En suma: México vive, hoy, la más violenta situación en varias décadas.
En la circunstancia actual confluyen violencias de distinto signo. Algunas se originan en la marginación, la pobreza exasperante y el abandono en que se encuentra el agro. Otras tienen una orientación preponderantemente política. Padecemos, además, la violencia delictiva, que encuentra en la crisis económica y en la corrupción de las corporaciones policiales un caldo de cultivo propicio. Han de añadirse, además, los procedimientos consustancialmente violentos del narcotráfico, que responden a intereses internacionales tan turbios como poderosos.

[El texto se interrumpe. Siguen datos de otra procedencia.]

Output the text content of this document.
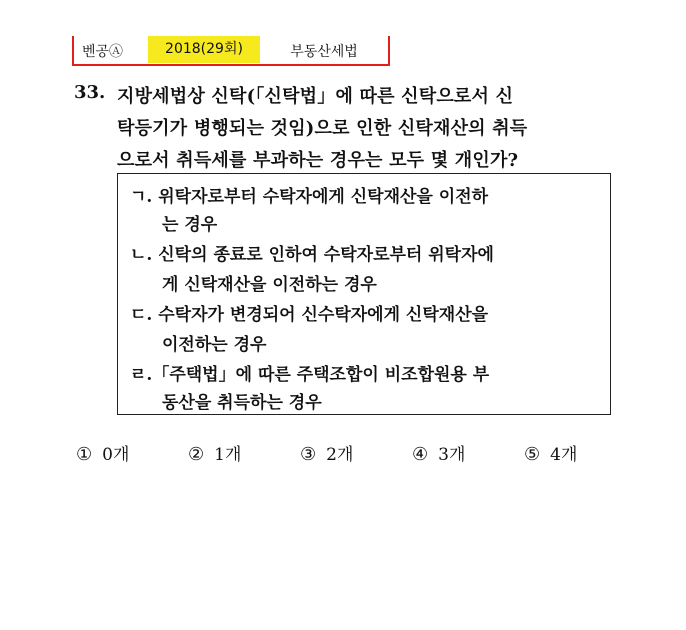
벤공Ⓐ	2018(29회)	부동산세법
33. 지방세법상 신탁(「신탁법」에 따른 신탁으로서 신
탁등기가 병행되는 것임)으로 인한 신탁재산의 취득
으로서 취득세를 부과하는 경우는 모두 몇 개인가?
ㄱ. 위탁자로부터 수탁자에게 신탁재산을 이전하
는 경우
ㄴ. 신탁의 종료로 인하여 수탁자로부터 위탁자에
게 신탁재산을 이전하는 경우
ㄷ. 수탁자가 변경되어 신수탁자에게 신탁재산을
이전하는 경우
ㄹ.「주택법」에 따른 주택조합이 비조합원용 부
동산을 취득하는 경우
① 0개	② 1개	③ 2개	④ 3개	⑤ 4개
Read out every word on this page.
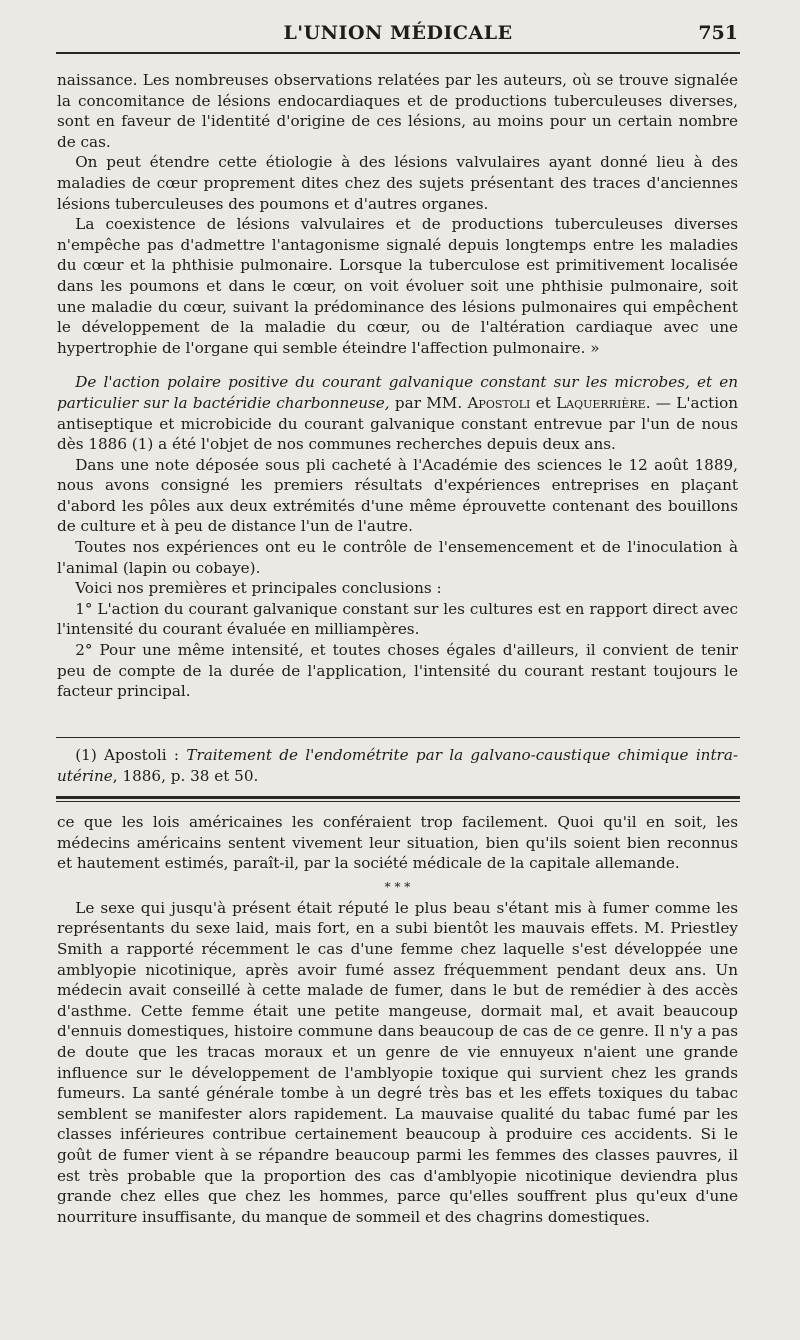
L'UNION MÉDICALE	751

naissance. Les nombreuses observations relatées par les auteurs, où se trouve signalée la concomitance de lésions endocardiaques et de productions tuberculeuses diverses, sont en faveur de l'identité d'origine de ces lésions, au moins pour un certain nombre de cas.

On peut étendre cette étiologie à des lésions valvulaires ayant donné lieu à des maladies de cœur proprement dites chez des sujets présentant des traces d'anciennes lésions tuberculeuses des poumons et d'autres organes.

La coexistence de lésions valvulaires et de productions tuberculeuses diverses n'empêche pas d'admettre l'antagonisme signalé depuis longtemps entre les maladies du cœur et la phthisie pulmonaire. Lorsque la tuberculose est primitivement localisée dans les poumons et dans le cœur, on voit évoluer soit une phthisie pulmonaire, soit une maladie du cœur, suivant la prédominance des lésions pulmonaires qui empêchent le développement de la maladie du cœur, ou de l'altération cardiaque avec une hypertrophie de l'organe qui semble éteindre l'affection pulmonaire. »

De l'action polaire positive du courant galvanique constant sur les microbes, et en particulier sur la bactéridie charbonneuse, par MM. Apostoli et Laquerrière. — L'action antiseptique et microbicide du courant galvanique constant entrevue par l'un de nous dès 1886 (1) a été l'objet de nos communes recherches depuis deux ans.

Dans une note déposée sous pli cacheté à l'Académie des sciences le 12 août 1889, nous avons consigné les premiers résultats d'expériences entreprises en plaçant d'abord les pôles aux deux extrémités d'une même éprouvette contenant des bouillons de culture et à peu de distance l'un de l'autre.

Toutes nos expériences ont eu le contrôle de l'ensemencement et de l'inoculation à l'animal (lapin ou cobaye).

Voici nos premières et principales conclusions :

1° L'action du courant galvanique constant sur les cultures est en rapport direct avec l'intensité du courant évaluée en milliampères.

2° Pour une même intensité, et toutes choses égales d'ailleurs, il convient de tenir peu de compte de la durée de l'application, l'intensité du courant restant toujours le facteur principal.

(1) Apostoli : Traitement de l'endométrite par la galvano-caustique chimique intra-utérine, 1886, p. 38 et 50.

ce que les lois américaines les conféraient trop facilement. Quoi qu'il en soit, les médecins américains sentent vivement leur situation, bien qu'ils soient bien reconnus et hautement estimés, paraît-il, par la société médicale de la capitale allemande.

* * *

Le sexe qui jusqu'à présent était réputé le plus beau s'étant mis à fumer comme les représentants du sexe laid, mais fort, en a subi bientôt les mauvais effets. M. Priestley Smith a rapporté récemment le cas d'une femme chez laquelle s'est développée une amblyopie nicotinique, après avoir fumé assez fréquemment pendant deux ans. Un médecin avait conseillé à cette malade de fumer, dans le but de remédier à des accès d'asthme. Cette femme était une petite mangeuse, dormait mal, et avait beaucoup d'ennuis domestiques, histoire commune dans beaucoup de cas de ce genre. Il n'y a pas de doute que les tracas moraux et un genre de vie ennuyeux n'aient une grande influence sur le développement de l'amblyopie toxique qui survient chez les grands fumeurs. La santé générale tombe à un degré très bas et les effets toxiques du tabac semblent se manifester alors rapidement. La mauvaise qualité du tabac fumé par les classes inférieures contribue certainement beaucoup à produire ces accidents. Si le goût de fumer vient à se répandre beaucoup parmi les femmes des classes pauvres, il est très probable que la proportion des cas d'amblyopie nicotinique deviendra plus grande chez elles que chez les hommes, parce qu'elles souffrent plus qu'eux d'une nourriture insuffisante, du manque de sommeil et des chagrins domestiques.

En 1994 el país se encontró a no mucha distancia de una confrontación armada. El gobierno y los insurrectos chiapanecos, bajo una intensa presión de la sociedad, fueron capaces de detenerse y de congelar el conflicto. Hoy, si bien el riesgo de la guerra se ha atenuado en forma considerable y loable en la entidad sureña, persisten los focos, mucho más difusos pero también más numerosos, de confrontación. En todo caso, el desafío para la sociedad y para las autoridades no es menor que el de enero de hace dos años.
Para revertir esta situación se requiere de acciones económicas y sociales indispensables para reactivar la economía la del campo, principalmente; se hace necesario el reforzamiento del combate al narcotráfico y la moralización y saneamiento de las corporaciones policiales; se hace perentoria, la desactivación de las polarizaciones políticas y electorales en muchas regiones del país; se hace evidente la necesidad de que las Fuerzas Armadas actúen con moderación y respeto a la población civil en sus tareas en las diversas zonas rurales en las que han sido desplegados sus efectivos.
Al mismo tiempo, es necesario que cada ciudadano cobre conciencia del valor de la paz y desista de toda tentación violenta, sean cuales sean sus motivaciones.